Jimmy goes to live with his son-in-law Barry Grant (Paul Usher) and daughter in their mansion in Blaydon, Tyne and Wear.

==Reception==
Jimmy and Jackie Corkhill received the 2000 British Soap Award for best on-screen partnership. Sullivan was nominated for the 2000 British Soap Award for "Best Actor". In 2003 Sullivan received the Special Achievement Award at the British Soap Awards for his portrayal of the character. Jimmy was selected as one of the "top 100 British soap characters" by industry experts for a poll to be run by What's on TV, with readers able to vote for their favourite character to discover "Who is Soap's greatest Legend?" Virgin Media included Jimmy in their "80s finest" segment and stated: "Jimmy Corkhill arrived on Brookside Close as a wheeler-dealer, but over his 17 years on the show he also showed us the horrors of drugs, and showcased a lot of scary-faced mental illness acting." The Press branded him as one of the serial's most popular characters. Jimmy became noted for wearing a trademark denim shirt, which was won in a competition after the serial stopped airing. Rachel Murphy of the Daily Mirror branded Jimmy a "lovable nutter" and also stated: "Jimmy has ducked and dived through a hilarious and heart-breaking catalogue of crime, drug abuse, mental illness and tragedy". In 2004 Northwest Regional Development Agency branded Jimmy a "lovable rogue" type, a label which Click Liverpool also attributed to the character. In addition, the BBC have stated he is a "much-loved rogue".
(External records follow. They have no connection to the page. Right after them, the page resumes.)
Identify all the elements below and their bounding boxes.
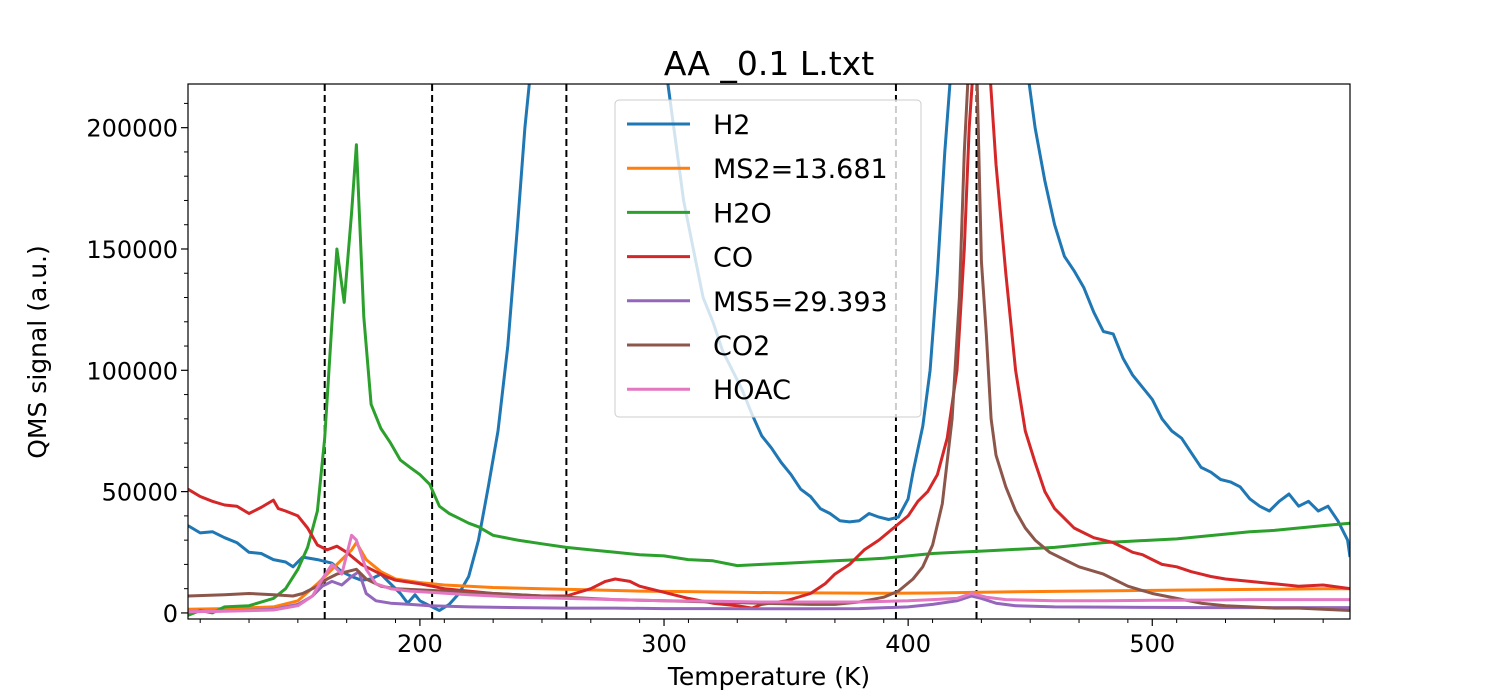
x-tick-label: 200 xyxy=(397,630,443,658)
series-line-4 xyxy=(188,570,1350,614)
x-axis: 200 300 400 500 xyxy=(199,619,1324,658)
legend-label-4: MS5=29.393 xyxy=(713,287,888,318)
series-line-6 xyxy=(188,533,1350,614)
y-tick-label: 200000 xyxy=(86,115,178,143)
series-line-5 xyxy=(188,84,1350,612)
x-tick-label: 500 xyxy=(1129,630,1175,658)
legend-label-6: HOAC xyxy=(713,375,791,406)
legend-label-3: CO xyxy=(713,243,753,274)
chart-title: AA _0.1 L.txt xyxy=(664,44,874,83)
y-tick-label: 150000 xyxy=(86,236,178,264)
x-axis-label: Temperature (K) xyxy=(667,662,870,691)
legend-box xyxy=(614,99,922,418)
legend-label-1: MS2=13.681 xyxy=(713,154,888,185)
y-tick-label: 0 xyxy=(163,600,178,628)
x-tick-label: 400 xyxy=(885,630,931,658)
y-tick-label: 50000 xyxy=(102,479,178,507)
series-layer xyxy=(188,84,1350,617)
legend-label-5: CO2 xyxy=(713,331,770,362)
plot-frame xyxy=(187,83,1351,620)
legend-label-2: H2O xyxy=(713,198,772,229)
y-tick-label: 100000 xyxy=(86,357,178,385)
y-axis: 0 50000 100000 150000 200000 xyxy=(86,102,188,628)
legend: H2 MS2=13.681 H2O CO MS5=29.393 CO2 HOAC xyxy=(614,99,922,418)
y-axis-label: QMS signal (a.u.) xyxy=(23,245,52,459)
x-tick-label: 300 xyxy=(641,630,687,658)
series-line-3 xyxy=(188,84,1350,610)
series-line-2 xyxy=(188,143,1350,617)
legend-label-0: H2 xyxy=(713,110,750,141)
The Northern Echo praised the character, stating: "In criminal and activist Jimmy Corkhill, Dean Sullivan has created one of the soap's most memorable characters. He remains one of the few links with the Brookie heyday when it was regularly in the news. After nearly 20 years, he's closely identified by the public with the character, which was originally only scheduled to appear in six episodes." Francesca Babb from All About Soap included Jimmy causing Frank and Tony's deaths in their "most memorable moments" of Brookside feature.

==In popular culture==
Jimmy was parodied in a segment of Shooting Stars, where he was played by Vic Reeves.